La liturgie : expression vivante de la Tradition

La Liturgie : expression vivante de la Tradition

Diacre Bruno Houver

Réformes liturgiques ?

Dans l’Eglise Catholique a lieu actuellement un débat intéressant autour de la Liturgie Eucharistique. Les efforts faits par le pape pour se réconcilier avec les « traditionalistes », la dernière exhortation apostolique (SACRAMENTUM CARITATIS) font de nombreux remous.

En résumé , les « modernistes » sont dans la crainte, les « traditionalistes » se réjouissent.

Entre ces courants, ou à coté, n’y a-t-il pas une autre manière d’aborder le sujet ? Je pense qu’un autre point de vue est indispensable ; c’est l’étude de la Tradition vivifiante, qui nous permet de passer au delà de ce dualisme, et de dégager une voie nouvelle.

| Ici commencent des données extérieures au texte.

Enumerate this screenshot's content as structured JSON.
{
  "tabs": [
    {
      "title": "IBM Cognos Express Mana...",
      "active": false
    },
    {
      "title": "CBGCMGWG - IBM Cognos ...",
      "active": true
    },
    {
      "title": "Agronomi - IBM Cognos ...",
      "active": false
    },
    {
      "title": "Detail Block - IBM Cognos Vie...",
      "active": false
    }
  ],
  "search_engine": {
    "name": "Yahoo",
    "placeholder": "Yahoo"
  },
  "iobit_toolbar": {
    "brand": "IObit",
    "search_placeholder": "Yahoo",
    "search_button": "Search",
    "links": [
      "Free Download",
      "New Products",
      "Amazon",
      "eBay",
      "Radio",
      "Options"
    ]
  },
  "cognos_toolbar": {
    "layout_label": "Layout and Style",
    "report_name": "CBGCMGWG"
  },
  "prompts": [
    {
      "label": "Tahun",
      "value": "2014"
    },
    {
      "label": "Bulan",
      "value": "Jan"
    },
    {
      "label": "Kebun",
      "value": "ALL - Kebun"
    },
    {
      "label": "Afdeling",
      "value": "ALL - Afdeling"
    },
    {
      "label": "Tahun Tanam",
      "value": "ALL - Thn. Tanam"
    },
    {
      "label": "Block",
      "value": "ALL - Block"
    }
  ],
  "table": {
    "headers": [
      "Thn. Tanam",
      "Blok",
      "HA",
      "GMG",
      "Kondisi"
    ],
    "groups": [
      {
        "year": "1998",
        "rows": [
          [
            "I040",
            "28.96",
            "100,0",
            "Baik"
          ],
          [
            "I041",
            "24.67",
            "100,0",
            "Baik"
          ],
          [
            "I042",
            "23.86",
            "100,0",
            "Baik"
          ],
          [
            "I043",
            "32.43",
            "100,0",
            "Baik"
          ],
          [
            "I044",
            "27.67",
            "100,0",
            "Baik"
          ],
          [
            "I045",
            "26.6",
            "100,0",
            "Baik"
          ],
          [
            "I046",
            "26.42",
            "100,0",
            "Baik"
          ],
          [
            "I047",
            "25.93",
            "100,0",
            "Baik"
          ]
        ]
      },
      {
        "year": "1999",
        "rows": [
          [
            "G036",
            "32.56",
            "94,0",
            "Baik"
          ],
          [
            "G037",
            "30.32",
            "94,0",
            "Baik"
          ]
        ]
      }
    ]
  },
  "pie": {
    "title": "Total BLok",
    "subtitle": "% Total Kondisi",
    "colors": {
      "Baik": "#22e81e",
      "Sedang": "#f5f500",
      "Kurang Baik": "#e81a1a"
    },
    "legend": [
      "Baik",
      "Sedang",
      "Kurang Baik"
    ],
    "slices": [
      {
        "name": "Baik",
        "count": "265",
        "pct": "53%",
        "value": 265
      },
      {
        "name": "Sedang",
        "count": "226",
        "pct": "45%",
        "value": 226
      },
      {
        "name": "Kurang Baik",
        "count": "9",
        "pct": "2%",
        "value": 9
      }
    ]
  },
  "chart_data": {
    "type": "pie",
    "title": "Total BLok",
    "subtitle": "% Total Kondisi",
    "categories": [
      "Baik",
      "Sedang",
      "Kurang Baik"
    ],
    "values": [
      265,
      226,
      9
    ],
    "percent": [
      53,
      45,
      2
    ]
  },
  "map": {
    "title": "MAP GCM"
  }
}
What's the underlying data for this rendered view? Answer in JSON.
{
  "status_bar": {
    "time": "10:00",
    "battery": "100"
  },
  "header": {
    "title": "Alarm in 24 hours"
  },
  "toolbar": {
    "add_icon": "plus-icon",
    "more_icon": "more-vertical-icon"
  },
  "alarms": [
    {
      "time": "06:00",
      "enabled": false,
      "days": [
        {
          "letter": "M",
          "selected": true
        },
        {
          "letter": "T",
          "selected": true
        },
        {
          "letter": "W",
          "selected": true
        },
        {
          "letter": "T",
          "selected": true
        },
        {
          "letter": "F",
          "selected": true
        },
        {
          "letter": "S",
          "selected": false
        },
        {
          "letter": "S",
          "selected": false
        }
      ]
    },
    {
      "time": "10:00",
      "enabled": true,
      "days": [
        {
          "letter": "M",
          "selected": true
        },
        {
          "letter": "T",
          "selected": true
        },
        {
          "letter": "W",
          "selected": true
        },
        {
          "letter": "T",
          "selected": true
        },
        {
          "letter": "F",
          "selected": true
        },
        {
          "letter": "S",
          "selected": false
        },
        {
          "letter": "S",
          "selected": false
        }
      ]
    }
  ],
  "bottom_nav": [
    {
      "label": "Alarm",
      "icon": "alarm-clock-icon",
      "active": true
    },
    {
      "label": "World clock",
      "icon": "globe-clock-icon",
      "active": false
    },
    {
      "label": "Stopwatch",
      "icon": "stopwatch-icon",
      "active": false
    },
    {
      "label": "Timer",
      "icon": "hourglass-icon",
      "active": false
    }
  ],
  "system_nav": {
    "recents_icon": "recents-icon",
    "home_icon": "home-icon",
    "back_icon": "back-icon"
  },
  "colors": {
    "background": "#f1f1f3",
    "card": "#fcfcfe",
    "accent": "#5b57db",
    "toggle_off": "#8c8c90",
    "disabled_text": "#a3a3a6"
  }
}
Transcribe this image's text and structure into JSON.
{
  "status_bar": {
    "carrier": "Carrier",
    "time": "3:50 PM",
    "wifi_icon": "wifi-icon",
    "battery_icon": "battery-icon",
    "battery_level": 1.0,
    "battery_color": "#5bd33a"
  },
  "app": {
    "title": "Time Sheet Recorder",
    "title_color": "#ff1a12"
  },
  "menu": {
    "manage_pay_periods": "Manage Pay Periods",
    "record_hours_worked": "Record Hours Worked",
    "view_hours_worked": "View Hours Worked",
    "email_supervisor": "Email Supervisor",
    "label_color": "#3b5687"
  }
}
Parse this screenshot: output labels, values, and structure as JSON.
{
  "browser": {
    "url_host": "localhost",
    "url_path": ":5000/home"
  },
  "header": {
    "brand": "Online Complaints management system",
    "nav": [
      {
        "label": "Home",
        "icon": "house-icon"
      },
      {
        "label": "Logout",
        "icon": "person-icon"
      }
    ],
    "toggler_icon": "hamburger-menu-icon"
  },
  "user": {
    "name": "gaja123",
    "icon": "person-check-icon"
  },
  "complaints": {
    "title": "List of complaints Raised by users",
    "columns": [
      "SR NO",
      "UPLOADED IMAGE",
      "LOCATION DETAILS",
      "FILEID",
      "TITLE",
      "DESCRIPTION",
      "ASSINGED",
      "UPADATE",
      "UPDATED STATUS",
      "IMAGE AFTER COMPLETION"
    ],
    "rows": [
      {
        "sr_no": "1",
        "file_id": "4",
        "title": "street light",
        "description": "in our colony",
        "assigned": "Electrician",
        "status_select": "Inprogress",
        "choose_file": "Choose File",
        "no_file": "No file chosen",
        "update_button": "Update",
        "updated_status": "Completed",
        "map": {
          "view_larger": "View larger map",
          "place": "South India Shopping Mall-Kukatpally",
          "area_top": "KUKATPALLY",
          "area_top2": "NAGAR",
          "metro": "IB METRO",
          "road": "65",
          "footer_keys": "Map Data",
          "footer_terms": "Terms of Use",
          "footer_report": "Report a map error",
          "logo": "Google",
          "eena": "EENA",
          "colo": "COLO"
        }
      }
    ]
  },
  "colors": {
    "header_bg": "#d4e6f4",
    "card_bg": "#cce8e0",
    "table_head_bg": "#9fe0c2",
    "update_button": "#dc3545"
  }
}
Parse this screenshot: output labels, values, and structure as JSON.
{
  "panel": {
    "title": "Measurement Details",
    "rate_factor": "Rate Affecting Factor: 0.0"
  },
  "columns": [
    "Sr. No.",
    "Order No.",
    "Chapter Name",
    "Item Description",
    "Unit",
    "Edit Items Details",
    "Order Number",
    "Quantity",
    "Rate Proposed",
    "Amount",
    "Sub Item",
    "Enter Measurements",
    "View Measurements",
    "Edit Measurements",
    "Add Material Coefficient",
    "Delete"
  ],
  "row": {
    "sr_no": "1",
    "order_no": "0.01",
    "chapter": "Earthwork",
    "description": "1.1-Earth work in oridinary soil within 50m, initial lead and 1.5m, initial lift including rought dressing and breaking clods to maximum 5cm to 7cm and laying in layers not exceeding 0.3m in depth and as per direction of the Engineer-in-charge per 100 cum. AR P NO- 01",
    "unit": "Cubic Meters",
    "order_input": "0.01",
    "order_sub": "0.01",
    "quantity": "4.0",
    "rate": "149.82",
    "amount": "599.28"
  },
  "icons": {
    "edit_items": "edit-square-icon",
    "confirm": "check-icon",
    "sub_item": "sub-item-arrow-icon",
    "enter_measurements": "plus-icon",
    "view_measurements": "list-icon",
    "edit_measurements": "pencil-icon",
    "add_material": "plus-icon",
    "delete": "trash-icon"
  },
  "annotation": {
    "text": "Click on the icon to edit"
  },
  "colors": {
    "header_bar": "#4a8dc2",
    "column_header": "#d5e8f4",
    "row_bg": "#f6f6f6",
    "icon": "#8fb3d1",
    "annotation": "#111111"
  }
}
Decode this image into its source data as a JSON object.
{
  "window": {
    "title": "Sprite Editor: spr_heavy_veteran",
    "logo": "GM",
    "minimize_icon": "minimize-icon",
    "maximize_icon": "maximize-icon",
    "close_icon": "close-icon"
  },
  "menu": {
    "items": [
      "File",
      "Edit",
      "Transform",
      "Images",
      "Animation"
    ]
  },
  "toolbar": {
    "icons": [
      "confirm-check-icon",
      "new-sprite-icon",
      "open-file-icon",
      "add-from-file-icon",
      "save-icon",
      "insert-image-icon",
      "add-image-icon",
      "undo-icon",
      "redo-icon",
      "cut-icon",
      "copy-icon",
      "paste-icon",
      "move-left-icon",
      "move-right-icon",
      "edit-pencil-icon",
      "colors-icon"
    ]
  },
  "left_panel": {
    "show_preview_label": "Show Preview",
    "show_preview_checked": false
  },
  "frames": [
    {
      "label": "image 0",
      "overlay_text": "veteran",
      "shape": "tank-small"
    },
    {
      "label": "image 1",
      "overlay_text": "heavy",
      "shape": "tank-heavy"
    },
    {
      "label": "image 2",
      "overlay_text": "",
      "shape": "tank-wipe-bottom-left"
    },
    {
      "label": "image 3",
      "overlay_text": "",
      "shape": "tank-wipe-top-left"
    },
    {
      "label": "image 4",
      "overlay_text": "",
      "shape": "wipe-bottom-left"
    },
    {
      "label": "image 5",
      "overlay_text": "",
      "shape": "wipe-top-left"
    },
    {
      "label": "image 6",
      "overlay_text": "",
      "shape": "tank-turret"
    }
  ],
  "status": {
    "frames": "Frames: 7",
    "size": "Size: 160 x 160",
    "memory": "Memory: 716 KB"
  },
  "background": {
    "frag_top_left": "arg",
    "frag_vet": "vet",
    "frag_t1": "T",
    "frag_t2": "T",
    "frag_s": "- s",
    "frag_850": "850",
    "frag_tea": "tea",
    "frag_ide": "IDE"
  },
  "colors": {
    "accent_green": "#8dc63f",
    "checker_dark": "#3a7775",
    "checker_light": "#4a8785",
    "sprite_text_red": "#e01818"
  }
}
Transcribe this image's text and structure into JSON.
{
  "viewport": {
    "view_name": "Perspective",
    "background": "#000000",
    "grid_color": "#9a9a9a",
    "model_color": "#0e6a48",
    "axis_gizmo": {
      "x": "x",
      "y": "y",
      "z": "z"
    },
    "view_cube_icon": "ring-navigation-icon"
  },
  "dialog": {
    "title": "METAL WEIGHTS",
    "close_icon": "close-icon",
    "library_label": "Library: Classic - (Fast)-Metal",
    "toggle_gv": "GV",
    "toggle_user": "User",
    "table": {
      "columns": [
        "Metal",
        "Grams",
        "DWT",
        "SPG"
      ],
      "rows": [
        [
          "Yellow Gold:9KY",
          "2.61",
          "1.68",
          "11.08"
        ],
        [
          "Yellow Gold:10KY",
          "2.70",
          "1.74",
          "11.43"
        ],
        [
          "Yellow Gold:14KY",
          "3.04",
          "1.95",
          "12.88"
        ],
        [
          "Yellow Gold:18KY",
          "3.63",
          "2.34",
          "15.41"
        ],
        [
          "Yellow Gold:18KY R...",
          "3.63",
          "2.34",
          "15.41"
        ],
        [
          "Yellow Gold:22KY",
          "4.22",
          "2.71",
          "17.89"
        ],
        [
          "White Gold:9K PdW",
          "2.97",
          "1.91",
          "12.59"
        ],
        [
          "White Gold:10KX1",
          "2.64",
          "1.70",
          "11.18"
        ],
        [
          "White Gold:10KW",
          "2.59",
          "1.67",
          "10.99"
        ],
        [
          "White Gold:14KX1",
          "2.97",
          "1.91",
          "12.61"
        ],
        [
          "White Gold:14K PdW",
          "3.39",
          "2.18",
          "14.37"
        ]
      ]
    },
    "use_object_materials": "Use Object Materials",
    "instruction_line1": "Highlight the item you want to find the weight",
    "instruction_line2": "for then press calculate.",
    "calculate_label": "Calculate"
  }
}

Je voudrais ici me limiter à la question du chant et de la musique au sein de la Messe. Le chant, la parole tiennent une grande place dans la liturgie ; on peut célébrer sans icônes, mais sans le chant cela est impossible. Ce que l’on chante dans les églises, ou ce que l’on voit, est très révélateur des pensées.

De revisiter en profondeur la Tradition liturgique de l’Eglise est la condition indispensable pour que la liturgie reste  » SOURCE ET SOMMET DE LA VIE ET DE LA MISSION DE L’ÉGLISE ».

Etat des lieux : une grande confusion

Le panorama actuel du chant liturgique est extrêmement varié.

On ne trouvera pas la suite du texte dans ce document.